Androcalva perkinsiana
- Conservation status: Critically endangered (EPBC Act)

Scientific classification
- Kingdom: Plantae
- Clade: Embryophytes
- Clade: Tracheophytes
- Clade: Spermatophytes
- Clade: Angiosperms
- Clade: Eudicots
- Clade: Rosids
- Order: Malvales
- Family: Malvaceae
- Genus: Androcalva
- Species: A. perkinsiana
- Binomial name: Androcalva perkinsiana (Guymer) C.F.Wilkins & Whitlock
- Synonyms: Androcalva perkinsiana C.F.Wilkins & Whitlock nom. inval.; Commersonia perkinsiana Guymer;

= Androcalva perkinsiana =

- Genus: Androcalva
- Species: perkinsiana
- Authority: (Guymer) C.F.Wilkins & Whitlock
- Conservation status: CR
- Synonyms: Androcalva perkinsiana C.F.Wilkins & Whitlock nom. inval., Commersonia perkinsiana Guymer

Species of shrub

Androcalva perkinsiana, commonly known as headland commersonia, is a species of flowering plant in the family Malvaceae and is endemic to a restricted part of central eastern Queensland. It is a small, erect shrub with hairy young branchlets, oblong or lance-shaped leaves with 5 to 11 pairs of small serrations on the edges, and groups of 3 to 4 pale purple flowers.

==Description==
Androcalva perkinsiana is an erect shrub that typically grows up to 10 cm high, 30 cm wide, and that forms suckers. Its young branchlets are covered with soft, glandular hairs. The leaves are oblong to lance-shaped, 20–40 mm long and 6–11 mm wide on a petiole 2–5 mm long with triangular stipules 2–3 mm long at the base. The edges of the leaves have 5 to 11 pairs of small serrations, the upper surface is covered with star-shaped hairs and the lower surface is velvety-hairy. The flowers are arranged in groups of 3 or 4 on a peduncle 1.5–2.5 mm long, each flower on a pedicel less than 2 mm long, with bracts 2 mm long at the base. The flowers are pale purple and 7–9 mm in diameter with 5 petal-like sepals, the lobes 2.0–3.5 mm long. The petals are 3.4–4.0 mm long, the middle lobe egg-shaped and the side lobes rounded. Flowering has been recorded in April and December.

==Taxonomy==
This species was first formally described in 2006 by Gordon Guymer who gave it the name Commersonia perkinsiana in the journal Austrobaileya from specimens collected in the Byfield Conservation Park in 2005. In 2012, Carolyn Wilkins and Barbara Whitlock transferred the species to Androcalva as A. perkinsiana in Australian Systematic Botany. The specific epithet (perkinsiana) honours David Perkins (1945–2006), who furthered the conservation of Queensland's coastal environment and marine parks.
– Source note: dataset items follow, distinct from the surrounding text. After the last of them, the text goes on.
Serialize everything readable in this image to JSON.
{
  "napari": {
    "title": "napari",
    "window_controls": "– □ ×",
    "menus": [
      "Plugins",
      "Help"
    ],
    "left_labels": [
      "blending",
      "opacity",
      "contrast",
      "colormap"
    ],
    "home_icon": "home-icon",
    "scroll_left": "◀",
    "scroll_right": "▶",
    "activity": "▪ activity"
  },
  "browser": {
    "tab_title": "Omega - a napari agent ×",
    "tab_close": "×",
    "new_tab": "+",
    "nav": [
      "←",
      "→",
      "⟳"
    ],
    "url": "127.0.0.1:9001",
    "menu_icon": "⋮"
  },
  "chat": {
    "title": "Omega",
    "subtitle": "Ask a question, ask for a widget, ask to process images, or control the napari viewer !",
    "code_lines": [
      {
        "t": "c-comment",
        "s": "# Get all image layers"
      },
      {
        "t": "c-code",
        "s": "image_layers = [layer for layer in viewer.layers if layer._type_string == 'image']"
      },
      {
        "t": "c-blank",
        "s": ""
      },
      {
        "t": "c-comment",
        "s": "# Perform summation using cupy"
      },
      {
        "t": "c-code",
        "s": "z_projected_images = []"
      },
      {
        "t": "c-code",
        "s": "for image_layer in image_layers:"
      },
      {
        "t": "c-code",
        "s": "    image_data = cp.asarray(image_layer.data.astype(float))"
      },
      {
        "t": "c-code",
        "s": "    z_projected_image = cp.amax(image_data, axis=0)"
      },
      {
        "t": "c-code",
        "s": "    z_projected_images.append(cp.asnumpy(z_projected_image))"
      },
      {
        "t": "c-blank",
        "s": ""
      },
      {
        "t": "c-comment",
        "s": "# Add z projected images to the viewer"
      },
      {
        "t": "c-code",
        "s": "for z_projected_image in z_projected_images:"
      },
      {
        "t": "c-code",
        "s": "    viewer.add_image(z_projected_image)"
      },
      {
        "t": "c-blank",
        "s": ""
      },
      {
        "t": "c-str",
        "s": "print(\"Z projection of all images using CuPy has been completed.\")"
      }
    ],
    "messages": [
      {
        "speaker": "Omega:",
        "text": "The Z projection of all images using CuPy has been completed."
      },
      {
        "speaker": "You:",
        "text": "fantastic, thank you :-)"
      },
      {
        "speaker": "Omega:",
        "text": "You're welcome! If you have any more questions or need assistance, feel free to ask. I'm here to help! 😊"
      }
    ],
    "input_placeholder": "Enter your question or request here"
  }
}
==Distribution and habitat==
Headland commersonia is only known from a single population on a coastal headland in Byfield Conservation Park where it grows in tussock grassland at Stockyard Point, Queensland. A road and a carpark intersects the known occurrence of this species. Threats to this species include trampling by vehicles or foot traffic, too few fires causing smothering by invasive species, too many fires causing genetic diversity loss, a single pathogen causing the extinction of the species, introduction of an invasive species due to increased visitation, and climate change. The vegetation community which this species grows in is classified as "of concern" under the Queensland Vegetation Management Act 1999. The population of this species is estimated to be fewer than 250 mature individuals. The entire population has a high likelihood either be genetically identical through vegetative reproduction, or consist of a handful of individuals with distinct genetic variations. If the former is true an introduction of a plant pathogen has the potential to cause determent to the species population.

Associated species of this community include:
- Acacia julifera
- Acacia juncifolia
- Comesperma oblongatum
- Chrysocephalum apiculatum
- Dodonaea lanceolata var. subsessilifolia
- Grevillea banksii
- Hardenbergia violacea
- Coronidium lanuginosum (Helichrysum lanuginosum)
- Xerochrysum bracteatum

==Conservation status==
Androcalva perkinsiana is listed as "critically endangered" under the Australian Government Environment Protection and Biodiversity Conservation Act 1999.